The owner of the dead cows was working with a local veterinarian, who initially believed a virus such as infectious bovine rhinotracheitis (IBR) or bovine virus diarrhea (BVD) could be the culprit, according to The Wausau Daily Herald. WSAW News reports that more recent updates have suggested pneumonia as the cause of the mass cow deaths, though such widespread cases of pneumonia are rare. Tests are still underway to determine what is responsible.
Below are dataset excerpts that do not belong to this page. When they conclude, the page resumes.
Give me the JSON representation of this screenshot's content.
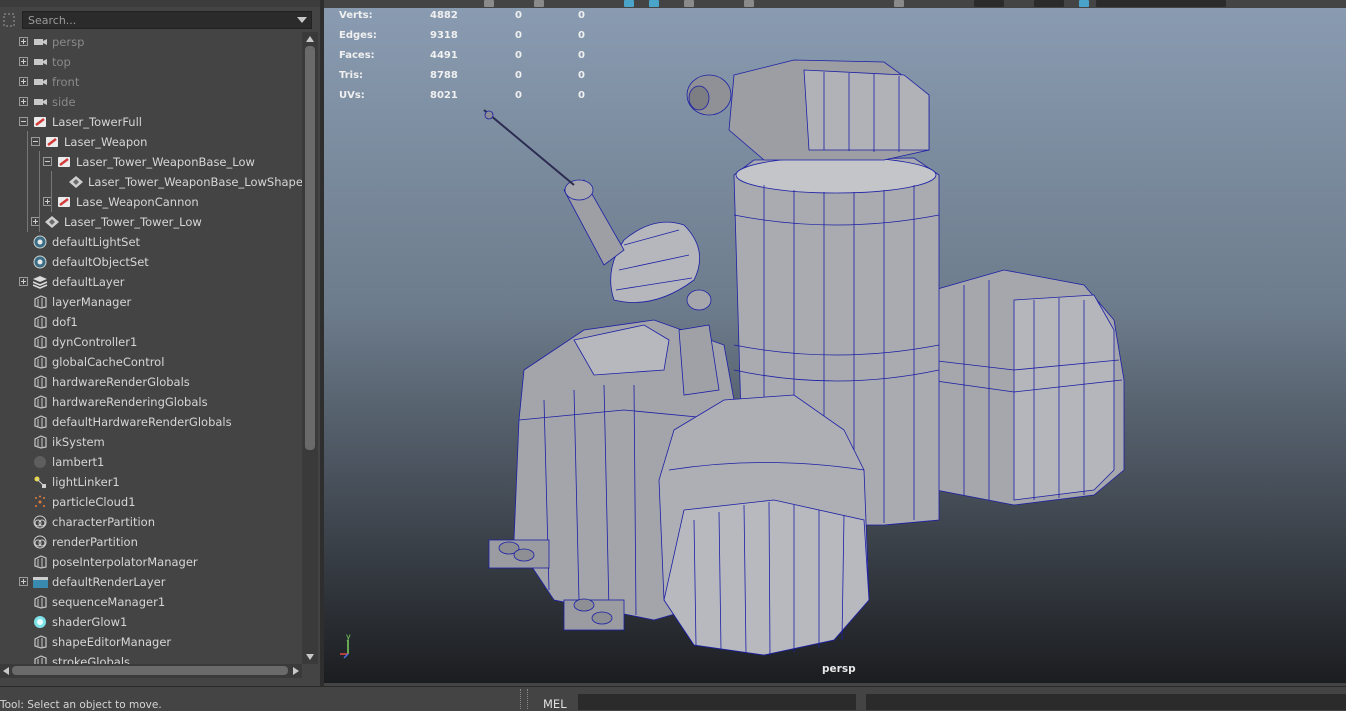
{
  "outliner": {
    "search": {
      "placeholder": "Search..."
    },
    "items": [
      {
        "label": "persp",
        "icon": "camera-icon",
        "expander": "plus",
        "indent": 0,
        "dim": true
      },
      {
        "label": "top",
        "icon": "camera-icon",
        "expander": "plus",
        "indent": 0,
        "dim": true
      },
      {
        "label": "front",
        "icon": "camera-icon",
        "expander": "plus",
        "indent": 0,
        "dim": true
      },
      {
        "label": "side",
        "icon": "camera-icon",
        "expander": "plus",
        "indent": 0,
        "dim": true
      },
      {
        "label": "Laser_TowerFull",
        "icon": "transform-icon",
        "expander": "minus",
        "indent": 0,
        "dim": false
      },
      {
        "label": "Laser_Weapon",
        "icon": "transform-icon",
        "expander": "minus",
        "indent": 1,
        "dim": false
      },
      {
        "label": "Laser_Tower_WeaponBase_Low",
        "icon": "transform-icon",
        "expander": "minus",
        "indent": 2,
        "dim": false
      },
      {
        "label": "Laser_Tower_WeaponBase_LowShape",
        "icon": "mesh-shape-icon",
        "expander": "none",
        "indent": 3,
        "dim": false
      },
      {
        "label": "Lase_WeaponCannon",
        "icon": "transform-icon",
        "expander": "plus",
        "indent": 2,
        "dim": false
      },
      {
        "label": "Laser_Tower_Tower_Low",
        "icon": "mesh-shape-icon",
        "expander": "plus",
        "indent": 1,
        "dim": false
      },
      {
        "label": "defaultLightSet",
        "icon": "set-icon",
        "expander": "none",
        "indent": 0,
        "dim": false
      },
      {
        "label": "defaultObjectSet",
        "icon": "set-icon",
        "expander": "none",
        "indent": 0,
        "dim": false
      },
      {
        "label": "defaultLayer",
        "icon": "layer-icon",
        "expander": "plus",
        "indent": 0,
        "dim": false
      },
      {
        "label": "layerManager",
        "icon": "node-icon",
        "expander": "none",
        "indent": 0,
        "dim": false
      },
      {
        "label": "dof1",
        "icon": "node-icon",
        "expander": "none",
        "indent": 0,
        "dim": false
      },
      {
        "label": "dynController1",
        "icon": "node-icon",
        "expander": "none",
        "indent": 0,
        "dim": false
      },
      {
        "label": "globalCacheControl",
        "icon": "node-icon",
        "expander": "none",
        "indent": 0,
        "dim": false
      },
      {
        "label": "hardwareRenderGlobals",
        "icon": "node-icon",
        "expander": "none",
        "indent": 0,
        "dim": false
      },
      {
        "label": "hardwareRenderingGlobals",
        "icon": "node-icon",
        "expander": "none",
        "indent": 0,
        "dim": false
      },
      {
        "label": "defaultHardwareRenderGlobals",
        "icon": "node-icon",
        "expander": "none",
        "indent": 0,
        "dim": false
      },
      {
        "label": "ikSystem",
        "icon": "node-icon",
        "expander": "none",
        "indent": 0,
        "dim": false
      },
      {
        "label": "lambert1",
        "icon": "material-sphere-icon",
        "expander": "none",
        "indent": 0,
        "dim": false
      },
      {
        "label": "lightLinker1",
        "icon": "light-linker-icon",
        "expander": "none",
        "indent": 0,
        "dim": false
      },
      {
        "label": "particleCloud1",
        "icon": "particle-icon",
        "expander": "none",
        "indent": 0,
        "dim": false
      },
      {
        "label": "characterPartition",
        "icon": "partition-icon",
        "expander": "none",
        "indent": 0,
        "dim": false
      },
      {
        "label": "renderPartition",
        "icon": "partition-icon",
        "expander": "none",
        "indent": 0,
        "dim": false
      },
      {
        "label": "poseInterpolatorManager",
        "icon": "node-icon",
        "expander": "none",
        "indent": 0,
        "dim": false
      },
      {
        "label": "defaultRenderLayer",
        "icon": "render-layer-icon",
        "expander": "plus",
        "indent": 0,
        "dim": false
      },
      {
        "label": "sequenceManager1",
        "icon": "node-icon",
        "expander": "none",
        "indent": 0,
        "dim": false
      },
      {
        "label": "shaderGlow1",
        "icon": "glow-icon",
        "expander": "none",
        "indent": 0,
        "dim": false
      },
      {
        "label": "shapeEditorManager",
        "icon": "node-icon",
        "expander": "none",
        "indent": 0,
        "dim": false
      },
      {
        "label": "strokeGlobals",
        "icon": "node-icon",
        "expander": "none",
        "indent": 0,
        "dim": false
      }
    ]
  },
  "viewport": {
    "camera_label": "persp",
    "hud": [
      {
        "label": "Verts:",
        "values": [
          "4882",
          "0",
          "0"
        ]
      },
      {
        "label": "Edges:",
        "values": [
          "9318",
          "0",
          "0"
        ]
      },
      {
        "label": "Faces:",
        "values": [
          "4491",
          "0",
          "0"
        ]
      },
      {
        "label": "Tris:",
        "values": [
          "8788",
          "0",
          "0"
        ]
      },
      {
        "label": "UVs:",
        "values": [
          "8021",
          "0",
          "0"
        ]
      }
    ],
    "axis": {
      "y": "y",
      "x": "x",
      "z": "z"
    }
  },
  "statusbar": {
    "help_text": "Tool: Select an object to move.",
    "mel_label": "MEL"
  },
  "colors": {
    "panel_bg": "#444444",
    "transform_icon": "#e05a5a",
    "axis_y": "#7cd35c",
    "axis_x": "#e04848",
    "axis_z": "#4a6ee8",
    "wire": "#1d1fa6"
  }
}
See WSAW's full video report here.
Though likely unrelated, many other incidents of mass animal deaths have been reported in the U.S. and around the world in the past month. Thousands of dead birds fell from the sky in Arkansas on New Year's Eve, following a massive fish kill just 100 miles away days earlier. In the week following, other mass bird deaths were reported in nearby Louisiana and Kentucky. Birds were also reported to fall dead from the sky in Italy and Sweden, and more recently similar incidents have been reported in California and Alabama.
Mass fish kills have also been reported in Chicago, Maryland, Brazil and New Zealand, along with 40,000 dead crabs that washed ashore on England beaches.
Many explanations have been offered for the various mass animal deaths, with everything from fireworks, semi-truck collisions, overeating and cold weather blamed for the birds' deaths. Cold weather has also been pinned to likely be the cause of many of the fish and crab deaths, as well. According to The AP, mass animal deaths are not all that uncommon.